Binary refers to any system that uses two alternative states, components, conditions or conclusions. The binary, or base 2, numbering system uses combinations of just two unique numbers, i.e., zero and one, to represent all values, in contrast with the decimal system (base 10), which uses combinations of ten unique numbers, i.e., zero through nine.
Virtually all electronic computers are designed to operate internally with all information encoded in binary numbers. This is because it is relatively simple to construct electronic circuits that generate two distinct voltage levels (i.e., off and on or low and high) to represent zero and one. The reason is that transistors and capacitors, which are the fundamental components of processors (the logic units of computers) and memory, generally have only two distinct states: off and on.
The values of bits are stored in various ways, depending on the medium. For example, the value of each bit is stored as an electrical charge in a single capacitor within a RAM (random access memory) chip. It is stored as the magnetization of a microscopic area of magnetic material on a platter in a hard disk drive (HDD) or on a floppy disk.

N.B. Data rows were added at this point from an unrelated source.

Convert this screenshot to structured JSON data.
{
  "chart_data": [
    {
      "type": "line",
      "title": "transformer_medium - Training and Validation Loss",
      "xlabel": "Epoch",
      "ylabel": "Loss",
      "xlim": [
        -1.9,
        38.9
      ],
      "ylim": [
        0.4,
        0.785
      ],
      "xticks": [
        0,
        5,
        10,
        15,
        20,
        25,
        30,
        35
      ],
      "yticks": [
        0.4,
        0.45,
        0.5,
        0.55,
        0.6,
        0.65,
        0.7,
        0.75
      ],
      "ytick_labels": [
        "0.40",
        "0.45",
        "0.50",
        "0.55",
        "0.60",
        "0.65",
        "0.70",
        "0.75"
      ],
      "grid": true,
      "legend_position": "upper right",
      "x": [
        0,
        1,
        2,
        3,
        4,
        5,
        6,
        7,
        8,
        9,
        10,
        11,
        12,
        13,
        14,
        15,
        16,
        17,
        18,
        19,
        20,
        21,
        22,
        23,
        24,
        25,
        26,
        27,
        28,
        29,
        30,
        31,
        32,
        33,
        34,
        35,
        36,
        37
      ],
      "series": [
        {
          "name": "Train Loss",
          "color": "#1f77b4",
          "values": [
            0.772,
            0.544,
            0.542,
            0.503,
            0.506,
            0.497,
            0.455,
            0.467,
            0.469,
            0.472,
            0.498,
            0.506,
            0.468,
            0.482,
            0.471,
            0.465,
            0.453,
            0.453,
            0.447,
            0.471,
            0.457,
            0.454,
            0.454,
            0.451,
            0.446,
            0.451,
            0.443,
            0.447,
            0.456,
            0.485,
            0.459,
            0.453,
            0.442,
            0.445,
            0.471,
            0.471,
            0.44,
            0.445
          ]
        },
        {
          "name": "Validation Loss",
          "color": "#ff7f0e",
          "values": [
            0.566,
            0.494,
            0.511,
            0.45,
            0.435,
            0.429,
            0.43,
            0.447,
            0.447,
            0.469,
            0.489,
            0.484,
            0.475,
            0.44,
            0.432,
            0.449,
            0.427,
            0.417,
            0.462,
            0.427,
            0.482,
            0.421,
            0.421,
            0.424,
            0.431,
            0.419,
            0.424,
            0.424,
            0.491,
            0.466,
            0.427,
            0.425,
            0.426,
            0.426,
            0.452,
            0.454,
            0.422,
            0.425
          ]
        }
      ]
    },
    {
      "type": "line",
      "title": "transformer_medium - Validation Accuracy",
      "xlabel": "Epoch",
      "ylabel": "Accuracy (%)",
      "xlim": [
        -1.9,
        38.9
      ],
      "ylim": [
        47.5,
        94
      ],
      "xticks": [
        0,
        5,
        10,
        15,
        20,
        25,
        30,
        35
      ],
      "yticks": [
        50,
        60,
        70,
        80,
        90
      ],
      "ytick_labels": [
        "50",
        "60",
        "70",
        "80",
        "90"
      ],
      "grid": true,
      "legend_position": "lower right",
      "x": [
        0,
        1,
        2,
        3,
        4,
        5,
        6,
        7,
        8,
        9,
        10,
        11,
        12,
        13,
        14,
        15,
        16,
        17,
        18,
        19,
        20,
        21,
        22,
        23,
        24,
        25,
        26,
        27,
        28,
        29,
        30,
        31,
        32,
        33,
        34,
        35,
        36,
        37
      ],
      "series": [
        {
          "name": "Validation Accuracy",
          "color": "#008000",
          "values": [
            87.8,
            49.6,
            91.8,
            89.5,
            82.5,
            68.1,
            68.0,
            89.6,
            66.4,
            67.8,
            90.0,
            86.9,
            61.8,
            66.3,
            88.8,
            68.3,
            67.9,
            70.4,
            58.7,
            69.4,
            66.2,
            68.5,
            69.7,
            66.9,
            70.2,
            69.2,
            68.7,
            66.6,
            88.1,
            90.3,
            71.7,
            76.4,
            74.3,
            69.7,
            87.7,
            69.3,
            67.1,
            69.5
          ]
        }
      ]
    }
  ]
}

It is stored along the spiral track on an optical disk as a change from a pit to the surface or from the surface to a pit (representing a one) and as no change (representing a zero).
Computers are almost always designed to store data and execute instructions in larger and more meaningful units called bytes, although they usually also provide ways to test and manipulate single bits. Bytes are abbreviated with an upper case B, and bits are abbreviated with a lower case b. The number of bits in a byte varied according to the manufacturer and model of computer in the early days of computing, but today virtually all computers use bytes that consist of eight bits.
Whereas a bit can have only one of two values, an eight-bit byte can have any of 256 possible values, because there are 256 possible permutations (i.e., combinations of zero and one) for eight consecutive bits (i.e., 28). Thus, an eight-bit byte can represent any unsigned integer from zero through 255 or any signed integer from -128 to 127. It can also represent any character (i.e., letter, number, punctuation mark or symbol) in a seven-bit or eight-bit character encoding system (such as ASCII, the default character encoding used on most computers).
The number of bits is often used to classify generations of computers and their components, particularly CPUs (central processing units) and busses and to provide an indication of their capabilities. However, such terminology can be confusing or misleading when used in an imprecise manner, which it frequently is.
For example, classifying a computer as a 32-bit machine might mean that its data registers are 32 bits wide, that it uses 32 bits to identify each address in memory or that its address buses or data buses of that size. A register is a very small amount of very fast memory that is built into the CPU in order to speed up its operations by providing quick access to commonly used values. Whereas using more bits for registers makes computers faster, using more bits for addresses enables them to support larger programs.
A bus is a set of wires that connects components within a computer, such as the CPU and the memory. A 32-bit bus transmits 32 bits in parallel (i.e., simultaneously rather than sequentially).
Although CPUs that treat data in 32-bit chunks (i.e., processors with 32-bit registers and 32-bit memory addresses) still constitute the personal computer mainstream, 64-bit processors are common in high-performance servers and are now being used in an increasing number of personal computers as well.
The rate of data transfer in computer networks and telecommunications systems is referred to as the bit rate or bandwidth, and it is usually measured in terms of some multiple of bits per second, abbreviated bps, such as kilobits, megabits or gigabits (i.e., billions of bits) per second.
A bitmap is a method of storing graphics (i.e., images) in which each pixel (i.e., dot that is used to form an image on a display screen) is stored as one or several bits. Graphics are also often described in terms of bit depth, which is the number of bits used to represent each pixel. A single-bit pixel is monochrome (i.e., either black or white), a two-bit pixel can represent any of four colors (or black and white and two shades of gray), an eight bit pixel can represent 256 colors and 24-bit and 32-bit pixels support highly realistic color which is referred to as true color.
The word bit was invented in the latter half of the 1940s by John W. Tukey (1915-2000), an eminent statistician, while working at Bell Labs (the research arm of AT&T, the former U.S. telecommunications monopoly). He coined it as a contraction of the term binary digit and as a handier alternative to bigit or binit. Tukey also coined the word software.
The term bit was first used in an influential publication by Claude E. Shannon (1916-2001), also while at Bell Labs, in his seminal 1948 paper A Mathematical Theory of Communication. Shannon, widely regarded as the father of information theory, developed a theory that for the first time treated communication as a rigorously stated mathematical problem and provided communications engineers with a technique for determining the capacities of communications channels in terms of of bits.
Although the bit has been the smallest unit of storage used in computing so far, much research is being conducted on qubits, the basic unit of information in quantum computing (which is based on phenomena that occur at the atomic and subatomic levels). Qubits hold an exponentially greater amount of information than conventional bits.
Created March 4, 2005. Updated April 5, 2006.